Wednesday, July 29, 2009

Huffington, woo!

After viewing the latest bit of quack-promoting stupidity at the Huffington post, I felt compelled to comment for some reason. I'm not quite sure why -- it's harder to take the author's ramblings seriously as an argument for her favored cause than it is to take Treevenge seriously an argument for abolishing Christmas.

Or, in other words, her rant is a pure appeal to emotion and a blatant pity ploy. I'm feeling particularly unsympathetic to those at the moment.

I wish parents would stop the "oh woe is me, I have an autistic child! Look at how I'm suffering!" ploys -- not only does this help perpetuate the environment of desperation that's feeding scum like the Geiers and Eisenstein, but is also actively encouraging harmful parental attitudes in ways that others have expressed far better than I can.

The fact that those selfsame autistic kids that they're complaining about are generally less than sympathetic to their whining is quite unsurprising. This stupidity regularly kills people like us.

One particularly nasty piece of her little rant, however, deserves specific attention:

One of the flimsy claims the insurance lobby makes for excluding autism is that its treatments are not proven. However, there are now hundreds of children who have recovered through IVIG, diet and chelation therapy. Further, there are thousands of cancer patients who die each year despite having received costly "medically proven" chemical treatments. The difference? There are ten thousand times more children with autism than cancer, and ten of thousands more coming down the pike each year who the insurance lobby don't want to treat. This is a tidal wave epidemic that government and society can longer ignore. As a champion in autism Rick Rollens often says: "Autism is the fire at the door."

Rick Rollens? A "champion in autism"? We're talking about the same piece of scum, right? Okay, so at least a few of his actions have shown some level of common sense, but that hardly excuses his actions over the years. We're talking about a piece of work who's referred to the existence of some of the people who I respect most in the world, the existence of people who I consider friends, and the existence of people like me as "this plague of a disease". We're talking about a guy who was instrumental in founding an organization dedicated to convincing our parents to torture us.

And that's hardly the most outrageous or offensive item in that paragraph. The blatant use of the whole autism/cancer thing is so unspeakably offensive as to be damn near unprintable. These are the idiots who call us insensitive?

I'm not even going to dignify her so-called "argument" using that analogy with a response. It's just too damn stupid.

I will, however, address the following:

One of the flimsy claims the insurance lobby makes for excluding autism is that
its treatments are not proven.

Actually, there is one proven "autism treatment", one thing which is consistantly related to better outcomes in every study I've read (that looks for it, anyway). The available evidence even suggests quite strongly that it's a causal relationship.

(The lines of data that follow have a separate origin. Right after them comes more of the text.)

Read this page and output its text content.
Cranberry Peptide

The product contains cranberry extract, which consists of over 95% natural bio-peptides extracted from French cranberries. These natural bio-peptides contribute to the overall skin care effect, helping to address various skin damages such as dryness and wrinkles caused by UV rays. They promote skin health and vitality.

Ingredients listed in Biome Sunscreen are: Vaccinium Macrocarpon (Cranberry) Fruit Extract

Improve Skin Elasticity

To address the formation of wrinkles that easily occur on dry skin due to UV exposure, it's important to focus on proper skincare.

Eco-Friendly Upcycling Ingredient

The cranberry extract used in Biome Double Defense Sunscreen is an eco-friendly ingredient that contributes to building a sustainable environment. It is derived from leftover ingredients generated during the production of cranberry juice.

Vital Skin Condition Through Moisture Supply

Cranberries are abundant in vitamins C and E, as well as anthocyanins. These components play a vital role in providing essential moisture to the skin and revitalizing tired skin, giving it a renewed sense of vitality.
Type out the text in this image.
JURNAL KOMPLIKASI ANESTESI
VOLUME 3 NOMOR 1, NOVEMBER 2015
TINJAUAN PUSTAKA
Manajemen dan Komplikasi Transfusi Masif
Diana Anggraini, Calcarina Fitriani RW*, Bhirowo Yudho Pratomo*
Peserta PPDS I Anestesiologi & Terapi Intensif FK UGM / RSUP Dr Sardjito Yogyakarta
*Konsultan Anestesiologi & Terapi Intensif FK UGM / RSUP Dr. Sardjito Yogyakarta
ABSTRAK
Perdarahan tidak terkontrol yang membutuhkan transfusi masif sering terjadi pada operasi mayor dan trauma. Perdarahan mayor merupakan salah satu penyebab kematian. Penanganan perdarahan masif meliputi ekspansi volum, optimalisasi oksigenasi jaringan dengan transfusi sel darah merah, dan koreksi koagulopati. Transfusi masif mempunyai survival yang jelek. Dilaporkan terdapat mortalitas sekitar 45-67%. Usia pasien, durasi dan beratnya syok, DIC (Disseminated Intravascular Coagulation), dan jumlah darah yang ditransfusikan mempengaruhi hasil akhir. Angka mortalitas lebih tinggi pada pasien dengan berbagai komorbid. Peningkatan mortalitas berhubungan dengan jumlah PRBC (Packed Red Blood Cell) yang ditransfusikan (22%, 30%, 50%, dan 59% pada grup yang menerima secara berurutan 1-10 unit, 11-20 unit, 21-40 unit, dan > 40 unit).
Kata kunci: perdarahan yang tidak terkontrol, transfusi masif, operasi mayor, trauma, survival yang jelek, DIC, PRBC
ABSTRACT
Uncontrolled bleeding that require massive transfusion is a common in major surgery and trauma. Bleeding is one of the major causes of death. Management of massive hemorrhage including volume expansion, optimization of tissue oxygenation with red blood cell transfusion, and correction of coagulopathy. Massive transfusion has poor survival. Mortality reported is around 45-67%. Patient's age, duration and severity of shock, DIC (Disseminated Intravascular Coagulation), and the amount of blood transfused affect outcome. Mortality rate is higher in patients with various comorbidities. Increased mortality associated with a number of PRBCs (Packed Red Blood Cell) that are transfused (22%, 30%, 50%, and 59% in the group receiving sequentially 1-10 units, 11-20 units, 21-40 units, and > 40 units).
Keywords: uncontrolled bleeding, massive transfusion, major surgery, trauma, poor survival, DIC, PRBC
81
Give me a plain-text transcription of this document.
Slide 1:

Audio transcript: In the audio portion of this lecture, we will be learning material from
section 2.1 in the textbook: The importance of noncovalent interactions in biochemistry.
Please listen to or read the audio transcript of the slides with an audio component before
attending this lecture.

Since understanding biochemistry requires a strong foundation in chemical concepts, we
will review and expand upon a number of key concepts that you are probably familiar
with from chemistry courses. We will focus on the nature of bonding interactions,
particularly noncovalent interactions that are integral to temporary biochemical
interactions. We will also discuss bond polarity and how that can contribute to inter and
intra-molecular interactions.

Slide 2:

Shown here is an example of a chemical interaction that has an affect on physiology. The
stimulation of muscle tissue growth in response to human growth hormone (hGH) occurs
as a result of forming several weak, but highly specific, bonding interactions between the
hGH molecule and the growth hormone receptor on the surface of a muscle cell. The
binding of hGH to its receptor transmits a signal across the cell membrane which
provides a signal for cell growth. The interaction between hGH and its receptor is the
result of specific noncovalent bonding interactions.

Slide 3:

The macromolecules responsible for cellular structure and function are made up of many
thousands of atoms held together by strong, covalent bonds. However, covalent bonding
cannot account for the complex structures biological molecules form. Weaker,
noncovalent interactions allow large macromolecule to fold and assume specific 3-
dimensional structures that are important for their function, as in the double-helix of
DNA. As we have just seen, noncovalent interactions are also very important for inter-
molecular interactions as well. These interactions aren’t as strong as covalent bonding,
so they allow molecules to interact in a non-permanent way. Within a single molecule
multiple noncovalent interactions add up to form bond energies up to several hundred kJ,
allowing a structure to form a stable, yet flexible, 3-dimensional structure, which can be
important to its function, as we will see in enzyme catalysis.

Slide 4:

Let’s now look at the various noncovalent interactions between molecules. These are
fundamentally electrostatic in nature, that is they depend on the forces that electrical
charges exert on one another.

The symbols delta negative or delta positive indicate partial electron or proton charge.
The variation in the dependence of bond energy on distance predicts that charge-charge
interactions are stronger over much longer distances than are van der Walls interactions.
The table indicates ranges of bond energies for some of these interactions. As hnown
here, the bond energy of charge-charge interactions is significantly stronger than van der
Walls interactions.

No, it's not chelation (of which the most complementary thing I can say is that it's less nasty than some of the other quackery out there). It's not megavitamins. It's not the mystic healing power of horses.

It's good, old-fashioned education... and no, I don't mean "special" education. Somehow, I don't see parents complaining that insurance doesn't cover it.

I do, however, see them ripping their hair out over the frustrations involved with IEP meetings. Given the level of psychosocial stigma that morons like this woman are perpetuating, every parent trying to get decent services for his or her child should be cursing her name.

And for the insurance companies not paying for quackery... seriously, lady. Could you imagine if emergency rooms were run that way? They only pay for evidence-based medicine for a reason!


  1. Alexander,

    Nicely done. If you missed her previous post on Huff, it's worth the look to see just how offensive her ideas are, both to people and children on the spectrum and to those with other disabilities.

  2. I don't want my insurance or tax money to go into torturing kids with things that don't work.

    There are parents advocating for insurance coverage of evidence based treatments, but I'm sure this woman isn't much helping that effort, either.